Hacking Personal Branding
En esta sesión hemos estado viendo distintas actividades para crear equipo y cómo usar Kanban para organizarnos. Mientras trabajábamos, pensaba en cómo lo aplicaría yo si tuviera que coordinar un grupo en un proyecto de animación 3D y videojuegos. Para mí, lo primero que tiene que quedar claro es que la persona que coordina no solo “manda”, sino que tiene que tener un nivel profesional sólido, un poco por encima del resto, para poder tomar decisiones con criterio. Si el coordinador no sabe de lo que habla, ninguna actividad de team building funciona de verdad, porque la confianza se cae en cuanto llegan los problemas.

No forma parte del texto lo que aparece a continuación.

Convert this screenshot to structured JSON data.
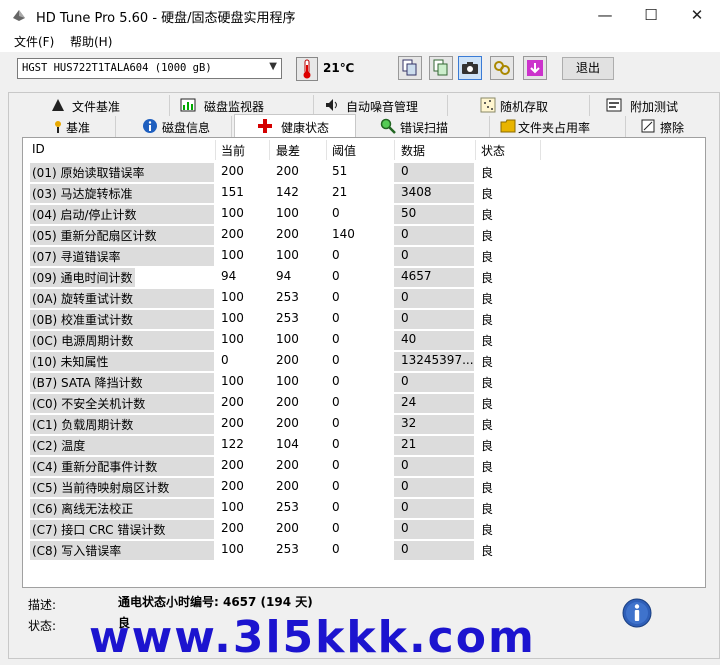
{
  "window": {
    "title": "HD Tune Pro 5.60 - 硬盘/固态硬盘实用程序",
    "minimize": "—",
    "maximize": "☐",
    "close": "✕"
  },
  "menu": [
    {
      "label": "文件(F)"
    },
    {
      "label": "帮助(H)"
    }
  ],
  "toolbar": {
    "drive": "HGST HUS722T1TALA604 (1000 gB)",
    "temperature": "21℃",
    "exit_label": "退出",
    "buttons": [
      "copy-icon",
      "copy-all-icon",
      "camera-icon",
      "link-icon",
      "save-icon"
    ]
  },
  "tabs_top": [
    {
      "label": "文件基准",
      "icon": "file-benchmark-icon"
    },
    {
      "label": "磁盘监视器",
      "icon": "disk-monitor-icon"
    },
    {
      "label": "自动噪音管理",
      "icon": "speaker-icon"
    },
    {
      "label": "随机存取",
      "icon": "random-access-icon"
    },
    {
      "label": "附加测试",
      "icon": "extra-tests-icon"
    }
  ],
  "tabs_bottom": [
    {
      "label": "基准",
      "icon": "benchmark-icon"
    },
    {
      "label": "磁盘信息",
      "icon": "info-icon"
    },
    {
      "label": "健康状态",
      "icon": "health-cross-icon",
      "selected": true
    },
    {
      "label": "错误扫描",
      "icon": "magnifier-icon"
    },
    {
      "label": "文件夹占用率",
      "icon": "folder-icon"
    },
    {
      "label": "擦除",
      "icon": "erase-icon"
    }
  ],
  "table": {
    "columns": [
      "ID",
      "当前",
      "最差",
      "阈值",
      "数据",
      "状态"
    ],
    "rows": [
      [
        "(01) 原始读取错误率",
        "200",
        "200",
        "51",
        "0",
        "良"
      ],
      [
        "(03) 马达旋转标准",
        "151",
        "142",
        "21",
        "3408",
        "良"
      ],
      [
        "(04) 启动/停止计数",
        "100",
        "100",
        "0",
        "50",
        "良"
      ],
      [
        "(05) 重新分配扇区计数",
        "200",
        "200",
        "140",
        "0",
        "良"
      ],
      [
        "(07) 寻道错误率",
        "100",
        "100",
        "0",
        "0",
        "良"
      ],
      [
        "(09) 通电时间计数",
        "94",
        "94",
        "0",
        "4657",
        "良"
      ],
      [
        "(0A) 旋转重试计数",
        "100",
        "253",
        "0",
        "0",
        "良"
      ],
      [
        "(0B) 校准重试计数",
        "100",
        "253",
        "0",
        "0",
        "良"
      ],
      [
        "(0C) 电源周期计数",
        "100",
        "100",
        "0",
        "40",
        "良"
      ],
      [
        "(10) 未知属性",
        "0",
        "200",
        "0",
        "13245397...",
        "良"
      ],
      [
        "(B7) SATA 降挡计数",
        "100",
        "100",
        "0",
        "0",
        "良"
      ],
      [
        "(C0) 不安全关机计数",
        "200",
        "200",
        "0",
        "24",
        "良"
      ],
      [
        "(C1) 负载周期计数",
        "200",
        "200",
        "0",
        "32",
        "良"
      ],
      [
        "(C2) 温度",
        "122",
        "104",
        "0",
        "21",
        "良"
      ],
      [
        "(C4) 重新分配事件计数",
        "200",
        "200",
        "0",
        "0",
        "良"
      ],
      [
        "(C5) 当前待映射扇区计数",
        "200",
        "200",
        "0",
        "0",
        "良"
      ],
      [
        "(C6) 离线无法校正",
        "100",
        "253",
        "0",
        "0",
        "良"
      ],
      [
        "(C7) 接口 CRC 错误计数",
        "200",
        "200",
        "0",
        "0",
        "良"
      ],
      [
        "(C8) 写入错误率",
        "100",
        "253",
        "0",
        "0",
        "良"
      ]
    ]
  },
  "footer": {
    "desc_label": "描述:",
    "desc_value": "通电状态小时编号: 4657 (194 天)",
    "status_label": "状态:",
    "status_value": "良"
  },
  "watermark": "www.3l5kkk.com",
  "colors": {
    "row_shade": "#dcdcdc",
    "watermark": "#1c14cf",
    "info_icon": "#2f5fb8"
  }
}
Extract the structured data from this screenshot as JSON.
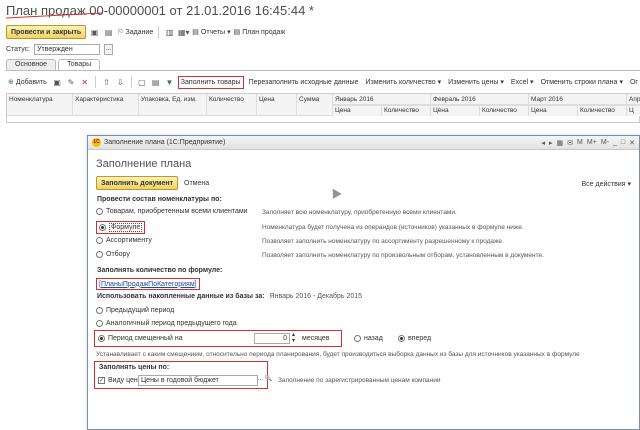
{
  "document": {
    "title": "План продаж 00-00000001 от 21.01.2016 16:45:44 *"
  },
  "command_bar": {
    "post_close": "Провести и закрыть",
    "task": "Задание",
    "reports": "Отчеты",
    "sales_plan": "План продаж"
  },
  "status": {
    "label": "Статус:",
    "value": "Утвержден"
  },
  "tabs": [
    {
      "label": "Основное"
    },
    {
      "label": "Товары"
    }
  ],
  "table_toolbar": {
    "add": "Добавить",
    "fill_goods": "Заполнить товары",
    "refill": "Перезаполнить исходные данные",
    "change_qty": "Изменить количество",
    "change_prices": "Изменить цены",
    "excel": "Excel",
    "cancel_rows": "Отменить строки плана",
    "more": "Ог"
  },
  "grid": {
    "columns": [
      "Номенклатура",
      "Характеристика",
      "Упаковка, Ед. изм.",
      "Количество",
      "Цена",
      "Сумма",
      "Январь 2016",
      "Февраль 2016",
      "Март 2016",
      "Апр"
    ],
    "sub_columns": [
      "Цена",
      "Количество",
      "Цена",
      "Количество",
      "Цена",
      "Количество",
      "Ц"
    ]
  },
  "dialog": {
    "window_title": "Заполнение плана  (1С:Предприятие)",
    "heading": "Заполнение плана",
    "fill_button": "Заполнить документ",
    "cancel_button": "Отмена",
    "all_actions": "Все действия",
    "section_nomenclature": "Провести состав номенклатуры по:",
    "options": [
      {
        "label": "Товарам, приобретенным всеми клиентами",
        "desc": "Заполняет всю номенклатуру, приобретенную всеми клиентами."
      },
      {
        "label": "Формуле",
        "desc": "Номенклатура будет получена из операндов (источников) указанных в формуле ниже."
      },
      {
        "label": "Ассортименту",
        "desc": "Позволяет заполнить номенклатуру по ассортименту разрешенному к продаже."
      },
      {
        "label": "Отбору",
        "desc": "Позволяет заполнить номенклатуру по произвольным отборам, установленным в документе."
      }
    ],
    "section_qty": "Заполнять количество по формуле:",
    "formula": "[ПланыПродажПоКатегориям]",
    "section_accum": "Использовать накопленные данные из базы за:",
    "accum_period": "Январь 2016 - Декабрь 2015",
    "period_prev": "Предыдущий период",
    "period_analog": "Аналогичный период предыдущего года",
    "period_shift": "Период смещенный на",
    "shift_value": "0",
    "shift_unit": "месяцев",
    "back": "назад",
    "forward": "вперед",
    "shift_note": "Устанавливает с каким смещением, относительно периода планирования, будет производиться выборка данных из базы для источников указанных в формуле",
    "section_prices": "Заполнять цены по:",
    "price_type_label": "Виду цен",
    "price_type_value": "Цены в годовой бюджет",
    "prices_desc": "Заполнение по зарегистрированным ценам компании"
  }
}
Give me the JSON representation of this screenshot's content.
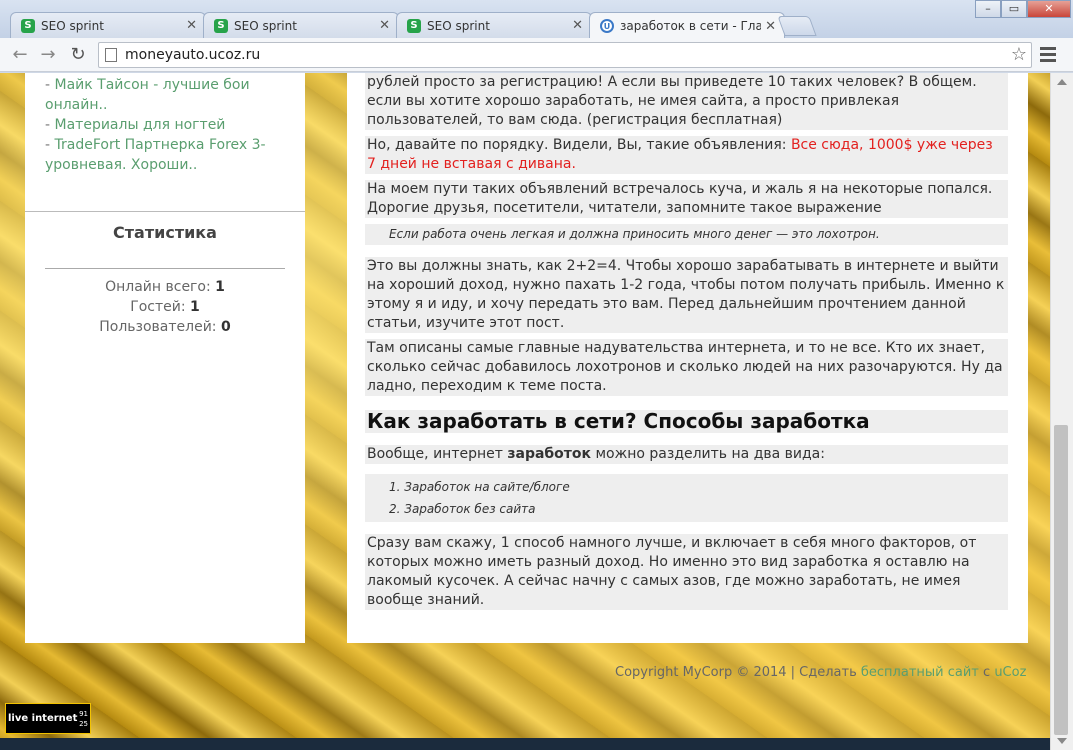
{
  "browser": {
    "tabs": [
      {
        "label": "SEO sprint"
      },
      {
        "label": "SEO sprint"
      },
      {
        "label": "SEO sprint"
      },
      {
        "label": "заработок в сети - Главн"
      }
    ],
    "tab_close": "✕",
    "url": "moneyauto.ucoz.ru",
    "win_minimize": "–",
    "win_maximize": "▭",
    "win_close": "✕",
    "back": "←",
    "forward": "→",
    "reload": "↻",
    "star": "☆"
  },
  "sidebar": {
    "links": [
      "Майк Тайсон - лучшие бои онлайн..",
      "Материалы для ногтей",
      "TradeFort Партнерка Forex 3-уровневая. Хороши.."
    ],
    "stats_title": "Статистика",
    "stats": [
      {
        "label": "Онлайн всего:",
        "value": "1"
      },
      {
        "label": "Гостей:",
        "value": "1"
      },
      {
        "label": "Пользователей:",
        "value": "0"
      }
    ]
  },
  "content": {
    "p1": "рублей просто за регистрацию! А если вы приведете 10 таких человек? В общем. если вы хотите хорошо заработать, не имея сайта, а просто привлекая пользователей, то вам сюда. (регистрация бесплатная)",
    "p2_text": "Но, давайте по порядку. Видели, Вы, такие объявления: ",
    "p2_red": "Все сюда, 1000$ уже через 7 дней не вставая с дивана.",
    "p3": "На моем пути таких объявлений встречалось куча, и жаль я на некоторые попался. Дорогие друзья, посетители, читатели, запомните такое выражение",
    "quote": "Если работа очень легкая и должна приносить много денег — это лохотрон.",
    "p4": "Это вы должны знать, как 2+2=4. Чтобы хорошо зарабатывать в интернете и выйти на хороший доход, нужно пахать 1-2 года, чтобы потом получать прибыль. Именно к этому я и иду, и хочу передать это вам. Перед дальнейшим прочтением данной статьи, изучите этот пост.",
    "p5": "Там описаны самые главные надувательства  интернета, и то не все. Кто их знает, сколько сейчас добавилось лохотронов и сколько людей на них разочаруются. Ну да ладно, переходим к теме поста.",
    "heading": "Как заработать в сети? Способы заработка",
    "p6_before": "Вообще, интернет ",
    "p6_bold": "заработок",
    "p6_after": "  можно разделить на два вида:",
    "list": [
      "1. Заработок на сайте/блоге",
      "2. Заработок без сайта"
    ],
    "p7": "Сразу вам скажу, 1 способ намного лучше, и включает в себя много факторов, от которых можно иметь разный доход. Но именно это вид заработка я оставлю на лакомый кусочек. А сейчас начну с самых азов, где можно заработать, не имея вообще знаний."
  },
  "footer": {
    "copyright": "Copyright MyCorp © 2014 | Сделать ",
    "link": "бесплатный сайт",
    "suffix": " с ",
    "brand": "uCoz"
  },
  "counter": {
    "brand": "live internet",
    "n1": "91",
    "n2": "25"
  }
}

La primera dinámica que yo usaría sería una actividad muy simple para detectar habilidades sin hacerlo pesado. Me imagino una sesión corta donde cada miembro del equipo trae algo propio: un rig con animaciones, un concept art, un pequeño prototipo jugable, una interfaz, etc. Más que presentaciones formales, sería una pequeña “demo” interna. Solo con ver lo que cada uno enseña ya quedan claras las fortalezas: quién destaca en animación, quién en dibujo y diseño de HUD, quién controla más de programación o de VFX. A partir de aquí, la siguiente actividad es casi automática: repartir el trabajo alineándolo con esas fortalezas. La persona que se mueve mejor en animación se queda con todos los ciclos y cinemáticas; quien domina el dibujo, con los diseños de personajes, iconos e interfaces; quien se siente cómodo en código, con el gameplay y la integración en el motor. Eso evita muchas discusiones posteriores sobre qué le toca a quién, porque cada uno sabe que está en el área donde más puede aportar.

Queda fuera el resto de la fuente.